Bunu zaten kimseyi bulamayınca, “Erkekler zekâmdan korkuyor” diyen kızlar ortaya attı. Zamanında yapmadım mı? Ayıpsın! Ay dedim hem çirkinim hem bodurum bari zeki olayım. Ne bileyim kemik çerçeveli gözlük, az dekolte, fazla yabancı dil derken; bir grup Rus kızın masasında Kyoto Protokolü’nden bahsetmeye çalıştığım zaman kimsenin beni dinlemediğini fark edince bunun korku olmadığını anladım. Virgül koymadan nefessiz bir şeyler anlatmaya çalışıyorum. Adamlar gitmiş, Türkçeyi konuşmadığı için kızlara bazı kelimeleri söyletip onlara gülüyor. Gülmekle kalmıyor hatta ağızlarının içine düşüyorlar. Ayrıca hiç benden korkuyora benzemiyorlardı. “Öfff şu bayık karı gitse de şu kızlarla eğlensek” durumundalardı daha çok.

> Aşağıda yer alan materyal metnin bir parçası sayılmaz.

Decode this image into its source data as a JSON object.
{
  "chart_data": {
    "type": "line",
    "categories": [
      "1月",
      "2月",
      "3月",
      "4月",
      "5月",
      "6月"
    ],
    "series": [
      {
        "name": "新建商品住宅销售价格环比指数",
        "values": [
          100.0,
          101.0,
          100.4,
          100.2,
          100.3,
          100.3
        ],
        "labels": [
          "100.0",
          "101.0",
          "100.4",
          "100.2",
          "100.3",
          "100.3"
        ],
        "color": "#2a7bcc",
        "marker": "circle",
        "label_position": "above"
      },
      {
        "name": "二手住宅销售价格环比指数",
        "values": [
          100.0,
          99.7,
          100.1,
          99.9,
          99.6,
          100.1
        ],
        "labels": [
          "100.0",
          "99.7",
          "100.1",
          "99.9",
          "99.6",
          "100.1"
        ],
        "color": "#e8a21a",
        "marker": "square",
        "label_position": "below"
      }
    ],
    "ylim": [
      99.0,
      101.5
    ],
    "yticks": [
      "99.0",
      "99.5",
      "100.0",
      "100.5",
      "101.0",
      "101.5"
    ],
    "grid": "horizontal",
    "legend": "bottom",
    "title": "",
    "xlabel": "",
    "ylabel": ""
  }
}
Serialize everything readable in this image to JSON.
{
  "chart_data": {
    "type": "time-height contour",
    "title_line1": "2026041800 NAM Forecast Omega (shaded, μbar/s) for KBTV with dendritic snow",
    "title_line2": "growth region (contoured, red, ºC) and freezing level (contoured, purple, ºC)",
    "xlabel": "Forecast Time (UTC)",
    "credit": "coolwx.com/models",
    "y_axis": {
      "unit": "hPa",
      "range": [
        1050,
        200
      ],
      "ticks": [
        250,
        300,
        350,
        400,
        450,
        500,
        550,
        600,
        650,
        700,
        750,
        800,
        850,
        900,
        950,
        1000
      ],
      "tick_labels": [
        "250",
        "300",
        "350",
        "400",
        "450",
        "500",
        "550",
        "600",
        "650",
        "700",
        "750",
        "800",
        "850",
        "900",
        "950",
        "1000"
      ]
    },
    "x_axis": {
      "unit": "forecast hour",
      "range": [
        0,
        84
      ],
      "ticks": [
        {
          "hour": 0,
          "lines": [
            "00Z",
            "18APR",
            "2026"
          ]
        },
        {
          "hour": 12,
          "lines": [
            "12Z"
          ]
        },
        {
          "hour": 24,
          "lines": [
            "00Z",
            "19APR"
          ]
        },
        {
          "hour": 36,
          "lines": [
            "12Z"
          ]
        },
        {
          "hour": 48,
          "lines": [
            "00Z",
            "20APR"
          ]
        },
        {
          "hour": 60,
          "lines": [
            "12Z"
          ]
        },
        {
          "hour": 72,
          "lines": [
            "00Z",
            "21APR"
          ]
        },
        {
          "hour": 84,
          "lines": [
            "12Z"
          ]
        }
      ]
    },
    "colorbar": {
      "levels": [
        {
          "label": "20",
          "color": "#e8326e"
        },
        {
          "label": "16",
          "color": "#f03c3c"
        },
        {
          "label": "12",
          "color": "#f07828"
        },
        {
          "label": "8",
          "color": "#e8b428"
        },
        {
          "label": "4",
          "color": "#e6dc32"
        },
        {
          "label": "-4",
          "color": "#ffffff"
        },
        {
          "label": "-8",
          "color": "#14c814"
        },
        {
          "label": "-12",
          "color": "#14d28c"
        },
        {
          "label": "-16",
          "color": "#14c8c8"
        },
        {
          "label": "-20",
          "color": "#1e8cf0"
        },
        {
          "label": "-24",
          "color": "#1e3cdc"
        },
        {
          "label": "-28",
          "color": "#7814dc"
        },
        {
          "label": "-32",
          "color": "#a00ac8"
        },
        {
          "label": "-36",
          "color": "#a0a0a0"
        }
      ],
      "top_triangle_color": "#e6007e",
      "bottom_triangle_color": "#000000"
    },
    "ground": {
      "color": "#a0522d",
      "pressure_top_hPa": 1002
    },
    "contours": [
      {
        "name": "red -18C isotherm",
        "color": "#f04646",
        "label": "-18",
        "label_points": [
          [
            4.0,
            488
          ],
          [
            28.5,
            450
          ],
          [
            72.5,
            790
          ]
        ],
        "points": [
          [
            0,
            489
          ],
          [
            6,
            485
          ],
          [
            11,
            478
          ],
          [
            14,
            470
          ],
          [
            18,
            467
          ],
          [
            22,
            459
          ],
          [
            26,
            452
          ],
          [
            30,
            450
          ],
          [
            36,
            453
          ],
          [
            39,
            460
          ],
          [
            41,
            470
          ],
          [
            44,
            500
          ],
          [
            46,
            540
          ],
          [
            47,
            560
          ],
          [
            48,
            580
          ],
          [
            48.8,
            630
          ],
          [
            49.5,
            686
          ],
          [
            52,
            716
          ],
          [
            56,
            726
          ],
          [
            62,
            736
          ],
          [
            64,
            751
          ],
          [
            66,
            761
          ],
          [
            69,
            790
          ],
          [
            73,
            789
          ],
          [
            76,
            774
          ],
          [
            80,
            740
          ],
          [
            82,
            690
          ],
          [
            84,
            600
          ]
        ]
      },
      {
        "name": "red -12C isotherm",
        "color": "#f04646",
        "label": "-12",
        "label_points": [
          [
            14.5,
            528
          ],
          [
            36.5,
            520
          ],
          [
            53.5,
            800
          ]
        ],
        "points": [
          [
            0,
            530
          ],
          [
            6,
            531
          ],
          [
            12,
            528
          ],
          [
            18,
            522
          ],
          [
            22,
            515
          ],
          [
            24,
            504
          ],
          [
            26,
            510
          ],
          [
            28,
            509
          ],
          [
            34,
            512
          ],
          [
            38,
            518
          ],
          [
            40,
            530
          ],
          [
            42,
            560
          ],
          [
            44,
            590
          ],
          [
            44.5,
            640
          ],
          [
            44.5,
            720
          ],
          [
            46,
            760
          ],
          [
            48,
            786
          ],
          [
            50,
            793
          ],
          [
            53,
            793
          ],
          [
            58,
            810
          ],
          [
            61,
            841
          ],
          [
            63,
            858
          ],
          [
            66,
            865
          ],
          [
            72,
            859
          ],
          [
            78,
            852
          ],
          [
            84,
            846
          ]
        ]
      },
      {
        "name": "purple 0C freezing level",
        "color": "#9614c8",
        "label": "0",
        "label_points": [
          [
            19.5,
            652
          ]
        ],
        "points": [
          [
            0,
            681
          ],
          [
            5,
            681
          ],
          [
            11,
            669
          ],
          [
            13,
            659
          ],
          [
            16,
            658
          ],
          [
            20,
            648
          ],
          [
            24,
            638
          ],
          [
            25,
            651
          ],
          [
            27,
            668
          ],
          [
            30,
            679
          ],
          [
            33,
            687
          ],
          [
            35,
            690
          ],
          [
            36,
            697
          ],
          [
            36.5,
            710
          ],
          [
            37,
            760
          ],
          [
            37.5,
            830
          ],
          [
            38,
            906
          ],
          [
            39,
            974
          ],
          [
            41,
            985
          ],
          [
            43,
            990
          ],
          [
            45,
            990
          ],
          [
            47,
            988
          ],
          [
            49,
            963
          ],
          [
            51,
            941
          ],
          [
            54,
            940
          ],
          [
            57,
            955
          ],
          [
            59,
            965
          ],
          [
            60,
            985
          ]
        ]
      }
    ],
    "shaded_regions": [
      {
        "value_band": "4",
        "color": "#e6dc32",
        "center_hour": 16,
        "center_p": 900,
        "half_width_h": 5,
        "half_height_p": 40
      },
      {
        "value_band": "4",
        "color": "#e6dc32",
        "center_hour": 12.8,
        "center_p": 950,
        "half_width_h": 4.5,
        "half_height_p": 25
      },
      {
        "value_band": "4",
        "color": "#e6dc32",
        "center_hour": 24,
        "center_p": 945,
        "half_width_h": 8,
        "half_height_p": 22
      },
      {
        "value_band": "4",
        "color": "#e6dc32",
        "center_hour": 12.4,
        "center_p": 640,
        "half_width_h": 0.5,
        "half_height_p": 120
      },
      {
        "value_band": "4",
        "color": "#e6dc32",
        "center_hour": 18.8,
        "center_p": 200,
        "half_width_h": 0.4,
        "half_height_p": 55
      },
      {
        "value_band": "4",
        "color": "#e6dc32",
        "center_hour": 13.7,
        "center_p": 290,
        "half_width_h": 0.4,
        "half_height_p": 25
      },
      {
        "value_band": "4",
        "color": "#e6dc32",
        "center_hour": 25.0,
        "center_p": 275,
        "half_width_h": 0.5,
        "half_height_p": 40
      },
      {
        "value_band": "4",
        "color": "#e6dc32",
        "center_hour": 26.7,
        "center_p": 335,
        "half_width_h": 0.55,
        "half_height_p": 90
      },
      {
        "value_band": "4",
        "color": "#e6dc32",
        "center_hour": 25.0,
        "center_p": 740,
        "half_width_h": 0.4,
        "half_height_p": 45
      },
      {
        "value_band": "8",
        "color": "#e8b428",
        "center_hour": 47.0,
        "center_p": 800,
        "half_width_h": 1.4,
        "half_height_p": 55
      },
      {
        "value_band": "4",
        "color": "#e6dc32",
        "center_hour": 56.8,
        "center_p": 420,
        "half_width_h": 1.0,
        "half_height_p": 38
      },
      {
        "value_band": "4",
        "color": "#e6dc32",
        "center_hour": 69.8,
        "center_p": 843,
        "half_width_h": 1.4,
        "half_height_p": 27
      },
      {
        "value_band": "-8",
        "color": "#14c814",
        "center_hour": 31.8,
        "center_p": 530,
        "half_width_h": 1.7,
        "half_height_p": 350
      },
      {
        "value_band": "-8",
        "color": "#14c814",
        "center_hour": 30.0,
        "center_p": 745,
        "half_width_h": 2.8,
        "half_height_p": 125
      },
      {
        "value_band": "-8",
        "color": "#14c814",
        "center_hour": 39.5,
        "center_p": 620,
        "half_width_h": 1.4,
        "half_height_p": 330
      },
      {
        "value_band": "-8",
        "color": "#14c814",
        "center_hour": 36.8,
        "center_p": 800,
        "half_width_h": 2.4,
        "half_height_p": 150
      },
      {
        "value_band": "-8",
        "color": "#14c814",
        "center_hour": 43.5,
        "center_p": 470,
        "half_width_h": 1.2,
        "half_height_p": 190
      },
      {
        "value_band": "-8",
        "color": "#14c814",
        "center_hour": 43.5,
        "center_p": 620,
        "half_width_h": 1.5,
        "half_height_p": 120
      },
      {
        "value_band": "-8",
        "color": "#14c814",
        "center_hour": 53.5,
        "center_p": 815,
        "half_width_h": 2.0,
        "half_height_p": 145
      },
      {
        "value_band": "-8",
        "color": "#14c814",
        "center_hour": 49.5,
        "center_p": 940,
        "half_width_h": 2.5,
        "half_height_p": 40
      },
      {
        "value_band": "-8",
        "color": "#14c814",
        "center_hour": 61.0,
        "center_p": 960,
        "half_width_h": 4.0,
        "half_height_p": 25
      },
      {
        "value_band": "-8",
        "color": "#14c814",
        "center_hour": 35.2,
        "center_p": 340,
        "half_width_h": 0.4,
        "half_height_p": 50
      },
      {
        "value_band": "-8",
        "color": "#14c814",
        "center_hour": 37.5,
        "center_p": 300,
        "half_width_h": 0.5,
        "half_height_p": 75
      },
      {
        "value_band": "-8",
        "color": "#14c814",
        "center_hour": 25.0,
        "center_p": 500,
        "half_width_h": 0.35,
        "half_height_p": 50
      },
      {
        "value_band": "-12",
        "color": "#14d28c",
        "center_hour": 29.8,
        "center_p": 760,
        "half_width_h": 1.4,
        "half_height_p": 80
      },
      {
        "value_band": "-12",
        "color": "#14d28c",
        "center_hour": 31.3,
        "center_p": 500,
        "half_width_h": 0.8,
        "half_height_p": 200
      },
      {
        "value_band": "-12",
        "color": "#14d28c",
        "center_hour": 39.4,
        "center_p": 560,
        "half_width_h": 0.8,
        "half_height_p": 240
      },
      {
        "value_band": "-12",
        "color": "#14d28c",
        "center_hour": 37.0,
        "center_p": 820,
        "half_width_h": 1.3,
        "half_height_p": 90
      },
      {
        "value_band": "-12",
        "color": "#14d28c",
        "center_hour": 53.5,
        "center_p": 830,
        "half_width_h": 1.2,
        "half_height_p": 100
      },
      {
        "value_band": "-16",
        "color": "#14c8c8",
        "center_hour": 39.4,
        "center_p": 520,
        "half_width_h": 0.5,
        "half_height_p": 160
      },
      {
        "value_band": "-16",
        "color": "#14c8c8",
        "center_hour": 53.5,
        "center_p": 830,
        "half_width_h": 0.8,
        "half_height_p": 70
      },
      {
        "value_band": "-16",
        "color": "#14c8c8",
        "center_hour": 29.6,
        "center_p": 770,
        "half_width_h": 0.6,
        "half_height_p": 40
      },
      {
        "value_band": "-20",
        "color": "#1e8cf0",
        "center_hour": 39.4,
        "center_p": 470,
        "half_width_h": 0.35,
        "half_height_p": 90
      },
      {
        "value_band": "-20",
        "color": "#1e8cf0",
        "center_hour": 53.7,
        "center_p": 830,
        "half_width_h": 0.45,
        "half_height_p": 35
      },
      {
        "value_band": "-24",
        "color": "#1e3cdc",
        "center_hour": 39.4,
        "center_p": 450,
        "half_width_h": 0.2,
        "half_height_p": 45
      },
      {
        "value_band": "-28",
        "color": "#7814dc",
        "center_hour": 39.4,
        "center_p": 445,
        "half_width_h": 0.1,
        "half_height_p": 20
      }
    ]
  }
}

“Aptal ama yakışıklı bir erkekle olmak ister miydim” diye düşünüyorum. Düşünüyorum, düşünüyorum... Bir saniye hâlâ düşünüyorum. Ay kendimle çelişeceğim ama şimdi yakışıklı olanın kim olduğuna bağlı olabilir. Yalnız itiraf edeyim: Bir sevgilim inanılmaz aptaldı. Başta çok eğlenceli. Her türlü kandırıyorsun, dalga geçiyorsun, kendini yanında iyi hissediyorsun. Ama bir süre sonra tokatlamamak için kendini zor tutuyorsun. Egon için iyi görünen olay, sonlara doğru “Ben bununla ne yapıyorum” oluyor.
Belki erkekler için de aynıdır, bir süre sonra onlar da zeki kadın diye yanıp tutuşuyordur. Onlara birebir sorduğun zaman zaten “Aptal kadına tahammül edemem” türünden şeyler söylese de gözbebeklerinin büyüme çapından yalan oranını anlıyorsun zaten.
Amaaaan zaten George Clooney azıcık karbonhidrata yüklendiği vakit, Abdullah Gül’e dönüşecek. Boşuna Amal’ı kıskanmayayım. Spor salonunun koşu bandında gidip biraz kitap okuyayım en iyisi.